Fast food is very convenient, but its acceptedconsidered harmful. Fast food chains are redefining their menus and marketing approaches, but that's not enough. Children and adolescents still overeat in such establishments with excessively high-calorie foods. Meanwhile, the chains of fast food restaurants are moving their ads to social networks, where there are more children and youth.
Rachel Rhettner on the pages of the popular science resource Live Science talked about how the situation with children in the USA is and how they feel about fast food, how their love for fast food is formed.
First of all, the good news: watching television advertising of fast food for children aged 6 to 11 years in 2012 decreased by 10% compared to 2009. This is the result of a study conducted by the Yale Rudd Center for Food Policy & Obesity. Most fast food eateries began to include healthy foods, fruits and vegetables in their menus. McDonald’s, for example, includes a half apple in a child’s serving.
In 2012, as follows from the reportResearchers, an average child or teenager watched every day on television from three to five commercials advertising fast food. But fast food chains have shifted their advertising efforts to social media. Now the younger generation is getting acquainted with the idea of fast food through their favorite mobile devices, rather than televisions, which today are somewhat old-fashioned in the eyes of young electronics users.
Director of Marketing Initiatives, Rudd CenterJennifer Harris at a meeting of the American Public Health Association (American Public Health Association) notes that technological progress plays a dual role. While traditional television commercials are becoming less attractive to younger gourmets, “snack bars have many [other] ways to get children's attention.”
These methods have appeared relatively recently. If a few years ago, the main source of information about market news was TV, today the situation has changed. Social networks have become so popular among children and youth that television is already far from it. They watch TV, as before, but the Internet comes first.
Researchers recommend limiting ads totelevision and the web space of fast food diners targeted at children. The industry should also impose age limits on access to its marketing tools on social media and through mobile devices.
The desired is rarely true, and the situation with the children's diet in the United States was no exception. Less than 1% of all children’s servings (33 out of 5 thousand 427) met children's nutritional standards.
Researchers managed to establish some interesting facts regarding fast food and the role that it plays for the younger generation:
In 2012, 4.6 billion US dollars were spent on advertising fast food chains, which is 8% more than in 2009.
Child-centric sites McDonald’s, Burger King, and Dairy Queen have shut down.
Web advertising through banners on other sites continues. McDonald’s Happy Meals ads grew 63%. A significant part of advertising is broadcast on websites for children.
After McDonald’s began adding apples to children's servings (along with half a portion of supposedly unhealthy potatoes), the number of children receiving apples from these snack bars tripled.

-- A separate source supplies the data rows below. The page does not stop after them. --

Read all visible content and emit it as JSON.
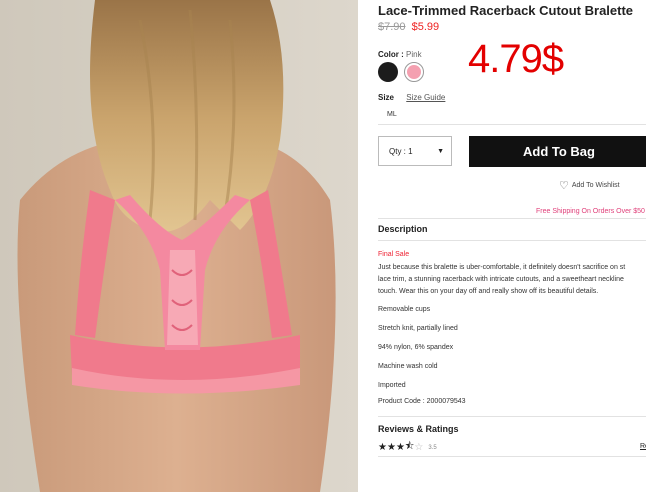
{
  "product": {
    "title": "Lace-Trimmed Racerback Cutout Bralette",
    "old_price": "$7.90",
    "new_price": "$5.99",
    "overlay_price": "4.79$",
    "image_alt": "pink-bralette-photo"
  },
  "color": {
    "label": "Color :",
    "value": "Pink",
    "swatches": [
      "#1c1c1c",
      "#f4a0b0"
    ]
  },
  "size": {
    "label": "Size",
    "guide_label": "Size Guide",
    "option": "ML"
  },
  "purchase": {
    "qty_label": "Qty : 1",
    "add_to_bag": "Add To Bag",
    "wishlist": "Add To Wishlist",
    "shipping_note": "Free Shipping On Orders Over $50"
  },
  "description": {
    "heading": "Description",
    "final_sale": "Final Sale",
    "lines": [
      "Just because this bralette is uber-comfortable, it definitely doesn't sacrifice on st",
      "lace trim, a stunning racerback with intricate cutouts, and a sweetheart neckline",
      "touch. Wear this on your day off and really show off its beautiful details."
    ],
    "features": [
      "Removable cups",
      "Stretch knit, partially lined",
      "94% nylon, 6% spandex",
      "Machine wash cold",
      "Imported"
    ],
    "product_code": "Product Code : 2000079543"
  },
  "reviews": {
    "heading": "Reviews & Ratings",
    "rating": "3.5",
    "stars_filled": 3.5,
    "stars_total": 5,
    "link": "Re"
  },
  "colors": {
    "accent_red": "#e30000",
    "button_black": "#111111",
    "shipping_pink": "#e0407a"
  }
}
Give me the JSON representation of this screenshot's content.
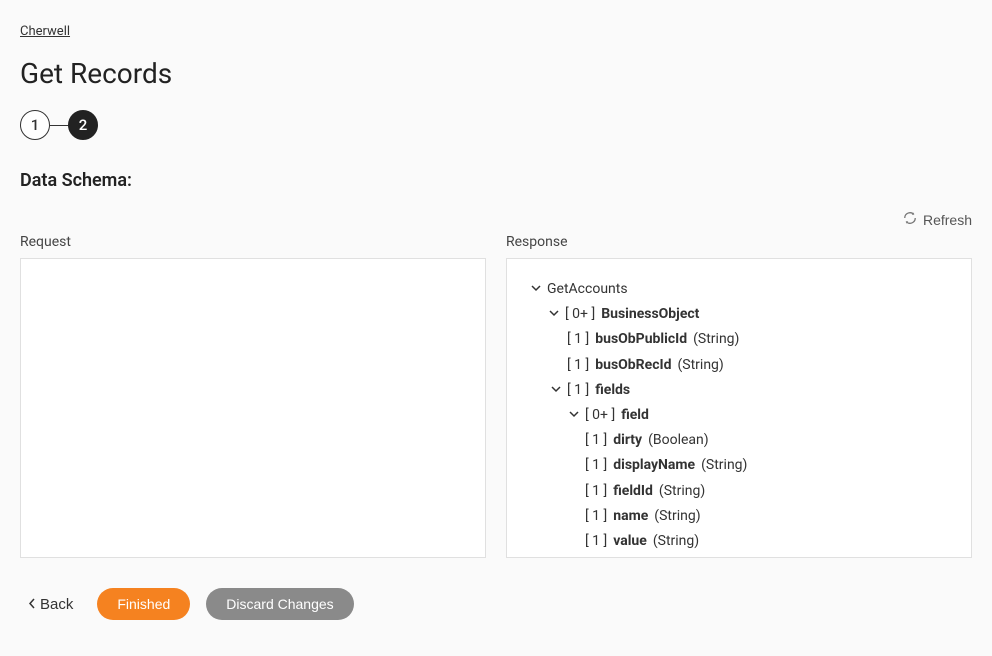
{
  "breadcrumb": "Cherwell",
  "page_title": "Get Records",
  "stepper": {
    "step1": "1",
    "step2": "2"
  },
  "section_title": "Data Schema:",
  "refresh_label": "Refresh",
  "request_label": "Request",
  "response_label": "Response",
  "tree": {
    "root": "GetAccounts",
    "bo_card": "[ 0+ ]",
    "bo_name": "BusinessObject",
    "pubid_card": "[ 1 ]",
    "pubid_name": "busObPublicId",
    "pubid_type": "(String)",
    "recid_card": "[ 1 ]",
    "recid_name": "busObRecId",
    "recid_type": "(String)",
    "fields_card": "[ 1 ]",
    "fields_name": "fields",
    "field_card": "[ 0+ ]",
    "field_name": "field",
    "dirty_card": "[ 1 ]",
    "dirty_name": "dirty",
    "dirty_type": "(Boolean)",
    "disp_card": "[ 1 ]",
    "disp_name": "displayName",
    "disp_type": "(String)",
    "fieldid_card": "[ 1 ]",
    "fieldid_name": "fieldId",
    "fieldid_type": "(String)",
    "name_card": "[ 1 ]",
    "name_name": "name",
    "name_type": "(String)",
    "value_card": "[ 1 ]",
    "value_name": "value",
    "value_type": "(String)"
  },
  "footer": {
    "back": "Back",
    "finished": "Finished",
    "discard": "Discard Changes"
  }
}
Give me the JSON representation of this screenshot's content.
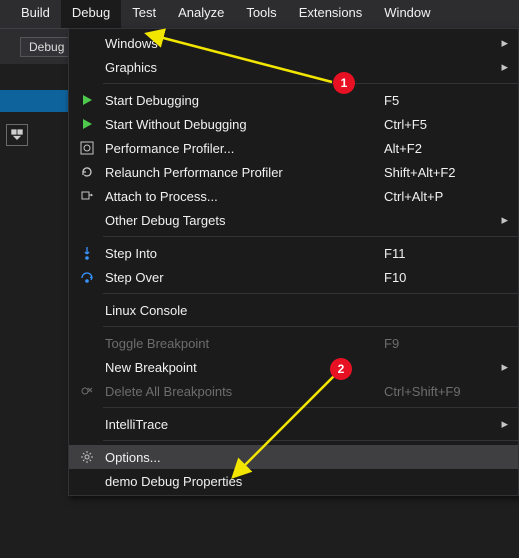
{
  "menubar": {
    "items": [
      "Build",
      "Debug",
      "Test",
      "Analyze",
      "Tools",
      "Extensions",
      "Window"
    ],
    "active_index": 1
  },
  "toolbar": {
    "config_label": "Debug"
  },
  "dropdown": {
    "rows": [
      {
        "kind": "item",
        "icon": "",
        "label": "Windows",
        "shortcut": "",
        "submenu": true
      },
      {
        "kind": "item",
        "icon": "",
        "label": "Graphics",
        "shortcut": "",
        "submenu": true
      },
      {
        "kind": "sep"
      },
      {
        "kind": "item",
        "icon": "play",
        "icon_color": "green",
        "label": "Start Debugging",
        "shortcut": "F5"
      },
      {
        "kind": "item",
        "icon": "play",
        "icon_color": "green",
        "label": "Start Without Debugging",
        "shortcut": "Ctrl+F5"
      },
      {
        "kind": "item",
        "icon": "profiler",
        "label": "Performance Profiler...",
        "shortcut": "Alt+F2"
      },
      {
        "kind": "item",
        "icon": "relaunch",
        "label": "Relaunch Performance Profiler",
        "shortcut": "Shift+Alt+F2"
      },
      {
        "kind": "item",
        "icon": "attach",
        "label": "Attach to Process...",
        "shortcut": "Ctrl+Alt+P"
      },
      {
        "kind": "item",
        "icon": "",
        "label": "Other Debug Targets",
        "shortcut": "",
        "submenu": true
      },
      {
        "kind": "sep"
      },
      {
        "kind": "item",
        "icon": "stepinto",
        "label": "Step Into",
        "shortcut": "F11"
      },
      {
        "kind": "item",
        "icon": "stepover",
        "label": "Step Over",
        "shortcut": "F10"
      },
      {
        "kind": "sep"
      },
      {
        "kind": "item",
        "icon": "",
        "label": "Linux Console",
        "shortcut": ""
      },
      {
        "kind": "sep"
      },
      {
        "kind": "item",
        "icon": "",
        "label": "Toggle Breakpoint",
        "shortcut": "F9",
        "disabled": true
      },
      {
        "kind": "item",
        "icon": "",
        "label": "New Breakpoint",
        "shortcut": "",
        "submenu": true
      },
      {
        "kind": "item",
        "icon": "delbp",
        "label": "Delete All Breakpoints",
        "shortcut": "Ctrl+Shift+F9",
        "disabled": true
      },
      {
        "kind": "sep"
      },
      {
        "kind": "item",
        "icon": "",
        "label": "IntelliTrace",
        "shortcut": "",
        "submenu": true
      },
      {
        "kind": "sep"
      },
      {
        "kind": "item",
        "icon": "gear",
        "label": "Options...",
        "shortcut": "",
        "highlight": true
      },
      {
        "kind": "item",
        "icon": "",
        "label": "demo Debug Properties",
        "shortcut": ""
      }
    ]
  },
  "annotations": {
    "badge1": "1",
    "badge2": "2"
  }
}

Milk, 100 percent natural juices and othershealthy drinks are ordered in the same quantities as before. The consumption of sweet carbonated water has not changed (McDonald’s has stopped advertising them in children's menus).
A significant part of the advertising that was previously broadcast on websites has moved to the social network Facebook. In 2012, fast food ads were broadcast on Facebook 6 billion times.
Games and promotion products, also called "adveragames," are now offered to mobile phone users.
However, the director of the Rudd Center Marlene Schwartzbelieves that fast food has begun to gradually introduce elements of a healthy diet into its menus. That is, it began to include whole grains, vegetables and less fat-saturated foods.
Do you think that fast food is definitely harmful,or does it all depend on which products are part of the snack menus offered? Is it permissible that fast food forms the basis of a children's diet? But aren't adults setting an example for children with their addiction to fast food? Perhaps advertising on social networks does not so much create the need for fast food in children, but rather confirms the reality that they see around?